Правильный вопрос опытного в интригах вельможи. Не «что дальше?», а именно «что ты предлагаешь?» С тем «что дальше» все предельно понятно.

Если объединенное герцогство Табран решит не тратить силы в бесконечной войне с северянами, а повернет свои новые полки внутрь бывшей Империи, это, конечно, еще не катастрофа. Плохо, безусловно, но не до такой степени, чтобы поднимать панику. Пострадает торговля, Товизирон (а именно по нему нанесут удар табранцы) взвоет, как умалишенный, требуя от союзника помощи, денег и войск. Но дальше войска табранцев не пройдут. Завязнут в мелких стычках и осадах городов. Да и не по силам им проглотить такой большой пирог, как Товизирон, разве что пообкусать, портя товарный вид. Но это если Табран будет действовать один.

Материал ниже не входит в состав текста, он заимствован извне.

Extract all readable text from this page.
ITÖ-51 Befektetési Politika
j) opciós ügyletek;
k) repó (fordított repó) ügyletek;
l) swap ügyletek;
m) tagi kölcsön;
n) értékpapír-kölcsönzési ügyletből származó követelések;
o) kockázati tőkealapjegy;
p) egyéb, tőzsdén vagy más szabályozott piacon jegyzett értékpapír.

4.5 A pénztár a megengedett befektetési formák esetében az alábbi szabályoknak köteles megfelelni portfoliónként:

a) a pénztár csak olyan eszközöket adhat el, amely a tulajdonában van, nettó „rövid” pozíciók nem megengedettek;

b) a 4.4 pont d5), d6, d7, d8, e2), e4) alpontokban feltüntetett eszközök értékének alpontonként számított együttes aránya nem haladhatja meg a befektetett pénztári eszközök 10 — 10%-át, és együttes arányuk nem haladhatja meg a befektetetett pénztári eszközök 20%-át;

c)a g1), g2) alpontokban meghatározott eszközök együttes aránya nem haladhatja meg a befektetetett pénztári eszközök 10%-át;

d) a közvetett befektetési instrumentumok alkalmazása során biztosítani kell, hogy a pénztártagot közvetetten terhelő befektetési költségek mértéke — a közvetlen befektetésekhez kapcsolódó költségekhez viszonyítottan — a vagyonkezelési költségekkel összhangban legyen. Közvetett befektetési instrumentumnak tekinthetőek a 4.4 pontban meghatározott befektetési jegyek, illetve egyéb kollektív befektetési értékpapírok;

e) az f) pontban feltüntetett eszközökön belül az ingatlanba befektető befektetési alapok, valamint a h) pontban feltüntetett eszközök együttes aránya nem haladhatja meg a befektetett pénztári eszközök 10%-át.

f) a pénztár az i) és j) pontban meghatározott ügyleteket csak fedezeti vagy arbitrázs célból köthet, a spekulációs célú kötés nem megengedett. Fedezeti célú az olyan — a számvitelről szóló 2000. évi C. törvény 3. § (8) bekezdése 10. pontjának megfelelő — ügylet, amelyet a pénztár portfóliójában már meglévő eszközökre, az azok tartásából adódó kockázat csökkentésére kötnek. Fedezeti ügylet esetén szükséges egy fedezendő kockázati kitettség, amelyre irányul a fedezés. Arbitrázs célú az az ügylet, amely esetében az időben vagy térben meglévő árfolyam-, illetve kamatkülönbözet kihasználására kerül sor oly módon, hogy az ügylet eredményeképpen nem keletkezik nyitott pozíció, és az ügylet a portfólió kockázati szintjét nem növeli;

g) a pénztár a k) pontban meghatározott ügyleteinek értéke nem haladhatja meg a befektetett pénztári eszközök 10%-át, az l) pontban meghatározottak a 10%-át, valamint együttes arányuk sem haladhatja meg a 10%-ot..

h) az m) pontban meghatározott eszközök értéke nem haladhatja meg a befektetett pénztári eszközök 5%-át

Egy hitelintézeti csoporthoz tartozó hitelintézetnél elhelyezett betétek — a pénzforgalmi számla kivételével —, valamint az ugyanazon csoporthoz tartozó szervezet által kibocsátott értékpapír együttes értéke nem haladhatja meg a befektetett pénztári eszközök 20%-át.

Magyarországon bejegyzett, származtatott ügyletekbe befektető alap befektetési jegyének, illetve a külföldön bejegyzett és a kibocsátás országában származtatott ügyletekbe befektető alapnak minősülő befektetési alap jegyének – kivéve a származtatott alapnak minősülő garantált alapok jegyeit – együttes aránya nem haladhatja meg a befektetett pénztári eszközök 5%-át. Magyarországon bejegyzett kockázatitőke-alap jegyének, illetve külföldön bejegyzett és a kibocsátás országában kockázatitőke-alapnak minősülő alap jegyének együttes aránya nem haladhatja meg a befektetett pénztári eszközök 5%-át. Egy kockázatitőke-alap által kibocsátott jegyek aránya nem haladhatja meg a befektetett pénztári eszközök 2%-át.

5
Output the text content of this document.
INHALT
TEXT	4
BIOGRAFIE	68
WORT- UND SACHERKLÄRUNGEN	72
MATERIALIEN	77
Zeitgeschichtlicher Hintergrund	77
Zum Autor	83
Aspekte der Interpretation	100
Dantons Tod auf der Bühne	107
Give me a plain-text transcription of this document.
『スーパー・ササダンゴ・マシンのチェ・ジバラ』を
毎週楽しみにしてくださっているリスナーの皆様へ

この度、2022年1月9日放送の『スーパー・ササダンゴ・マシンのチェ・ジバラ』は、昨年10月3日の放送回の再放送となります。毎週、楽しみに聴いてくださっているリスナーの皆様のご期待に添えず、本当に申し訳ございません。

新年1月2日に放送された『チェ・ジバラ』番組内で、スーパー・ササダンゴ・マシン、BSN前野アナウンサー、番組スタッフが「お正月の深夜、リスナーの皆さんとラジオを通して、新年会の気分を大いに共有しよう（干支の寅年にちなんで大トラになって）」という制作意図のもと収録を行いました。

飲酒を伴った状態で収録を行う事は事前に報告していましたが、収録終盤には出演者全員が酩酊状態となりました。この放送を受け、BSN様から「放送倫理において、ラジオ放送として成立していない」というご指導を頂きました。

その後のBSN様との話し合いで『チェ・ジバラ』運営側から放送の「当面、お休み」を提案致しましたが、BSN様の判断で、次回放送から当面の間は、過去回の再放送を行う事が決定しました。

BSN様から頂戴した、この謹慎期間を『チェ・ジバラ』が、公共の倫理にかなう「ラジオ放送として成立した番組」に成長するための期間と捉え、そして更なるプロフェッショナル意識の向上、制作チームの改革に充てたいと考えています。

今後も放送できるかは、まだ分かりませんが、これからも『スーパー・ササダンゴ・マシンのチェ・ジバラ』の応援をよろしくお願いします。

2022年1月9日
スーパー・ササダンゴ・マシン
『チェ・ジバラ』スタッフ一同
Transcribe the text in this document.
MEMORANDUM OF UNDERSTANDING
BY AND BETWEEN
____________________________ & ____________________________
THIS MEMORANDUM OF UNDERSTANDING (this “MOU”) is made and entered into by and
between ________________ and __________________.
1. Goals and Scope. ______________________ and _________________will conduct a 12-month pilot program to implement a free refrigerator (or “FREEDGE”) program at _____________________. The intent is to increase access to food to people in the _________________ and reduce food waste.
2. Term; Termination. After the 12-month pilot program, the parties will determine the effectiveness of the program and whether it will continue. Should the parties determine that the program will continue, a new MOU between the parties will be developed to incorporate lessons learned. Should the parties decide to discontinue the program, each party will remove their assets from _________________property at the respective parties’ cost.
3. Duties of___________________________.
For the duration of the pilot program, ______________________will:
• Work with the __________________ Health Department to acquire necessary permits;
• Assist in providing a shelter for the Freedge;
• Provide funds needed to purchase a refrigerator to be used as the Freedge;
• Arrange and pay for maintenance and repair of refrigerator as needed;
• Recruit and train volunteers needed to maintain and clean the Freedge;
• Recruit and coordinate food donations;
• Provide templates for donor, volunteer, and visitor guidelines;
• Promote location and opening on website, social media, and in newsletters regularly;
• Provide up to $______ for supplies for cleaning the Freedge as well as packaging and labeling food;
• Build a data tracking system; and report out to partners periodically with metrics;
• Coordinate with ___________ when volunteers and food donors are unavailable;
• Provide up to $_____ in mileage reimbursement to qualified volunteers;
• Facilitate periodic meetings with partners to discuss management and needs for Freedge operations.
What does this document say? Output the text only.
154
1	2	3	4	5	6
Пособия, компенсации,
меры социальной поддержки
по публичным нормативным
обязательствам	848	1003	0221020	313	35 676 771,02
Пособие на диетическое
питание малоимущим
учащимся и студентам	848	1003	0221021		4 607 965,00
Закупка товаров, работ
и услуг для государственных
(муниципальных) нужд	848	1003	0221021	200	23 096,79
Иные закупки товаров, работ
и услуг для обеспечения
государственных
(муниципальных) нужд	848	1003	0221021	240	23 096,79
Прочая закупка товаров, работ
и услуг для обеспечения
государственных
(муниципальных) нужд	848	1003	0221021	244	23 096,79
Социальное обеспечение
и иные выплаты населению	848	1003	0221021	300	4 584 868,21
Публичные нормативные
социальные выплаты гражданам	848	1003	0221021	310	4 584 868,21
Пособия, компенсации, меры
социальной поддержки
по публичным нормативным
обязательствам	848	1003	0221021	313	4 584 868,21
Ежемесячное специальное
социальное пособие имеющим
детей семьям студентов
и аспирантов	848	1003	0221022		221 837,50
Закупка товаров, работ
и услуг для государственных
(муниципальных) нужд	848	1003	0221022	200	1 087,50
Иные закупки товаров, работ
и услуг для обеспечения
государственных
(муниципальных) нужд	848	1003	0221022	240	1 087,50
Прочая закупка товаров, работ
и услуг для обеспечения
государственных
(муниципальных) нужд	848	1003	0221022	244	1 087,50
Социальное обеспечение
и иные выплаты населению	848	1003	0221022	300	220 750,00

А он будет не один! Есть еще Фрейвелинг! Опять этот проклятый Фрейвелинг, которому не сидится в его глухом углу! А с фреями[8] у Речной республики довольно протяженная общая граница…

Эти мысли отпечатывались на лицах гранд-нобилей столь явственно, что говорить не было никакого смысла. Каждый из них прекрасно знал стороны внешней и внутренней политики, каждый содержал штат шпионов для того, чтобы получать все сведения первым. Говорить смысла не было, но можно было подбросить дополнительную информацию для размышлений. Что Карл Крузо и сделал.

– Они говорят о Конфедерации.

Воцарилась долгая недоверчивая тишина. Мрачно сгустились тени в углах комнаты, обреченно треснуло полено в камине.

– Значит, правда… – зло выдохнула баронесса фон Красс, перед которой после слов советника раскрылась глубина той пропасти, на краю которой они все оказались.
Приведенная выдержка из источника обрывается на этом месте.